Lo peor es que los países se enfrentan a una dura elección, dado que oficialmente no pueden ir a la quiebra. Por un lado corren el riesgo de exclusión del mercado financiero internacional (aunque la evidencia demuestra que los países podrían superarlo rápidamente, como Rusia y Malasia hicieron a finales de 1990), mientras que por el otro pueden optar por default de facto, en el cual fingen que no han dejado de pagar los pagos correspondientes a sus préstamos existentes con dinero prestado por organismos públicos internacionales, como el Fondo Monetario Internacional y la Unión Europea, mientras negocian la reestructuración de su deuda.

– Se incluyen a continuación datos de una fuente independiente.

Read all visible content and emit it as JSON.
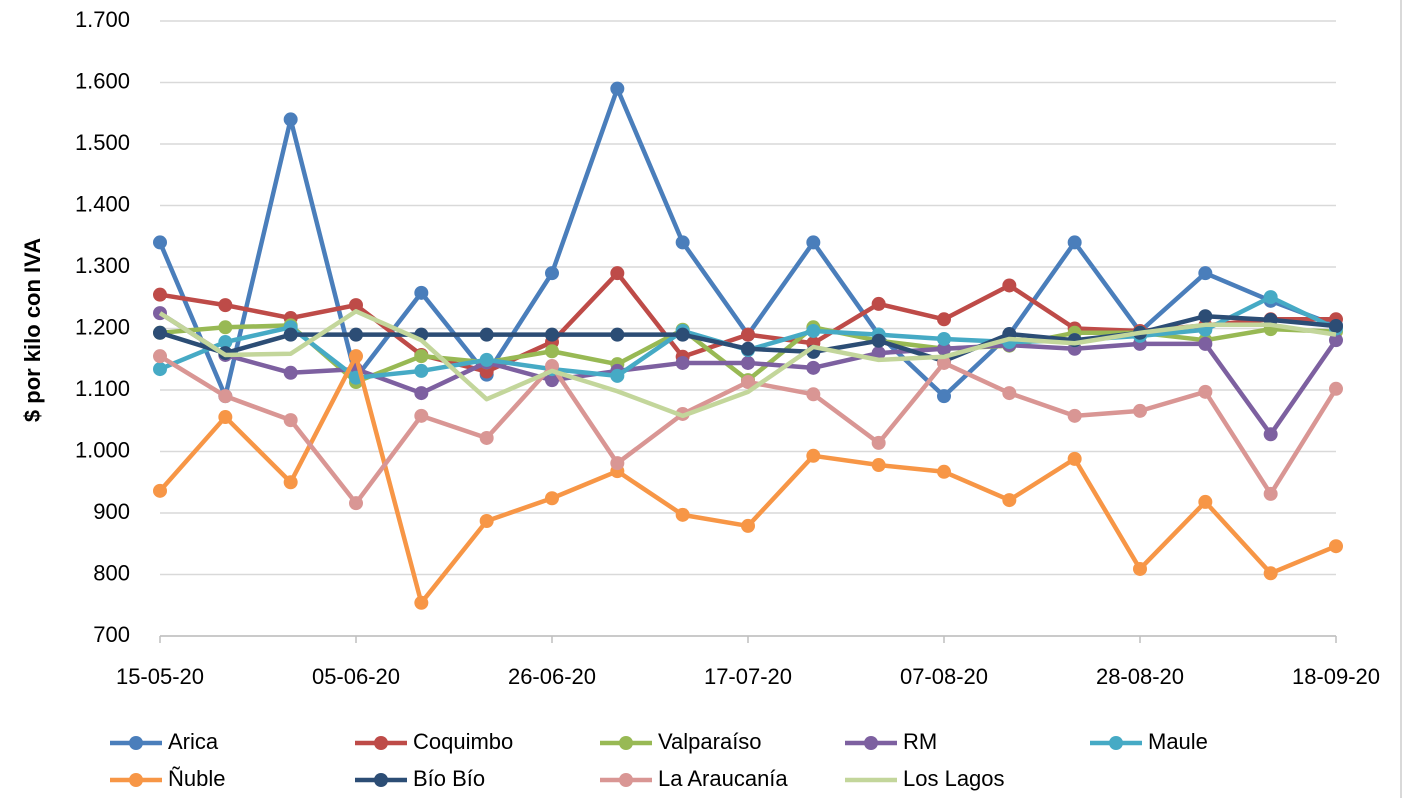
{
  "chart_data": {
    "type": "line",
    "y_label": "$ por kilo con IVA",
    "categories": [
      "15-05-20",
      null,
      null,
      "05-06-20",
      null,
      null,
      "26-06-20",
      null,
      null,
      "17-07-20",
      null,
      null,
      "07-08-20",
      null,
      null,
      "28-08-20",
      null,
      null,
      "18-09-20"
    ],
    "ylim": [
      700,
      1700
    ],
    "yticks": [
      700,
      800,
      900,
      {
        "value": 1000,
        "label": "1.000"
      },
      {
        "value": 1100,
        "label": "1.100"
      },
      {
        "value": 1200,
        "label": "1.200"
      },
      {
        "value": 1300,
        "label": "1.300"
      },
      {
        "value": 1400,
        "label": "1.400"
      },
      {
        "value": 1500,
        "label": "1.500"
      },
      {
        "value": 1600,
        "label": "1.600"
      },
      {
        "value": 1700,
        "label": "1.700"
      }
    ],
    "grid": true,
    "legend": "bottom",
    "series": [
      {
        "name": "Arica",
        "color": "#4a7ebb",
        "values": [
          1340,
          1090,
          1540,
          1120,
          1258,
          1125,
          1290,
          1590,
          1340,
          1190,
          1340,
          1190,
          1090,
          1190,
          1340,
          1195,
          1290,
          1245,
          1205
        ]
      },
      {
        "name": "Coquimbo",
        "color": "#be4b48",
        "values": [
          1255,
          1238,
          1217,
          1238,
          1157,
          1130,
          1178,
          1290,
          1154,
          1190,
          1176,
          1240,
          1215,
          1270,
          1200,
          1196,
          1205,
          1215,
          1215
        ]
      },
      {
        "name": "Valparaíso",
        "color": "#98b954",
        "values": [
          1193,
          1202,
          1205,
          1113,
          1155,
          1145,
          1163,
          1142,
          1198,
          1116,
          1202,
          1180,
          1167,
          1172,
          1193,
          1193,
          1181,
          1199,
          1195
        ]
      },
      {
        "name": "RM",
        "color": "#7d60a0",
        "values": [
          1225,
          1157,
          1128,
          1134,
          1095,
          1145,
          1116,
          1131,
          1144,
          1144,
          1136,
          1160,
          1167,
          1173,
          1167,
          1175,
          1175,
          1028,
          1181
        ]
      },
      {
        "name": "Maule",
        "color": "#46aac5",
        "values": [
          1134,
          1178,
          1202,
          1120,
          1131,
          1149,
          1134,
          1123,
          1196,
          1165,
          1196,
          1190,
          1183,
          1178,
          1181,
          1188,
          1198,
          1251,
          1200
        ]
      },
      {
        "name": "Ñuble",
        "color": "#f79646",
        "values": [
          936,
          1056,
          950,
          1155,
          754,
          887,
          924,
          968,
          897,
          879,
          993,
          978,
          967,
          921,
          988,
          809,
          918,
          802,
          846
        ]
      },
      {
        "name": "Bío Bío",
        "color": "#2c4d75",
        "values": [
          1193,
          1160,
          1190,
          1190,
          1190,
          1190,
          1190,
          1190,
          1190,
          1167,
          1162,
          1180,
          1147,
          1191,
          1181,
          1193,
          1220,
          1214,
          1204
        ]
      },
      {
        "name": "La Araucanía",
        "color": "#d99694",
        "values": [
          1155,
          1090,
          1051,
          916,
          1058,
          1022,
          1139,
          981,
          1061,
          1113,
          1093,
          1014,
          1144,
          1095,
          1058,
          1066,
          1097,
          931,
          1102
        ]
      },
      {
        "name": "Los Lagos",
        "color": "#c3d69b",
        "marker": false,
        "values": [
          1225,
          1157,
          1159,
          1228,
          1181,
          1085,
          1131,
          1098,
          1058,
          1097,
          1170,
          1149,
          1154,
          1183,
          1176,
          1193,
          1206,
          1206,
          1190
        ]
      }
    ]
  }
}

El problema con esta solución es que, en ausencia de un marco legal claro, el proceso de renegociación de la deuda se convierte en largo y puede llevar a la economía a una espiral descendente. Se ha visto esto en muchos países de América Latina en la década de 1980, y lo estamos viendo hoy en Grecia y otras economías periféricas a la eurozona.
Mientras tanto, la ausencia de normas que protejan los salarios y los derechos laborales provoca que los actores más débiles –a través de la reducción en gasto social, es decir, pensiones, seguro de desempleo, subsidios – sean los más afectados. Esto crea malestar social, que a su vez amenaza a la recuperación al desalentar la inversión.
No se trata de que se condone la deuda per se al introducir una ley de bancarrota corporativa. Es porque se ha reconocido que en el largo plazo, los acreedores –y la economía en general, también– podrían beneficiarse más con una reducción en la carga que provoca la deuda sobre las naciones, y que esto sirva para una reestructuración y un nuevo comienzo en lugar de provocar una desintegración de manera desordenada.
Ya es hora de que se apliquen los mismos principios a los países y que se introduzca una ley de quiebra soberana.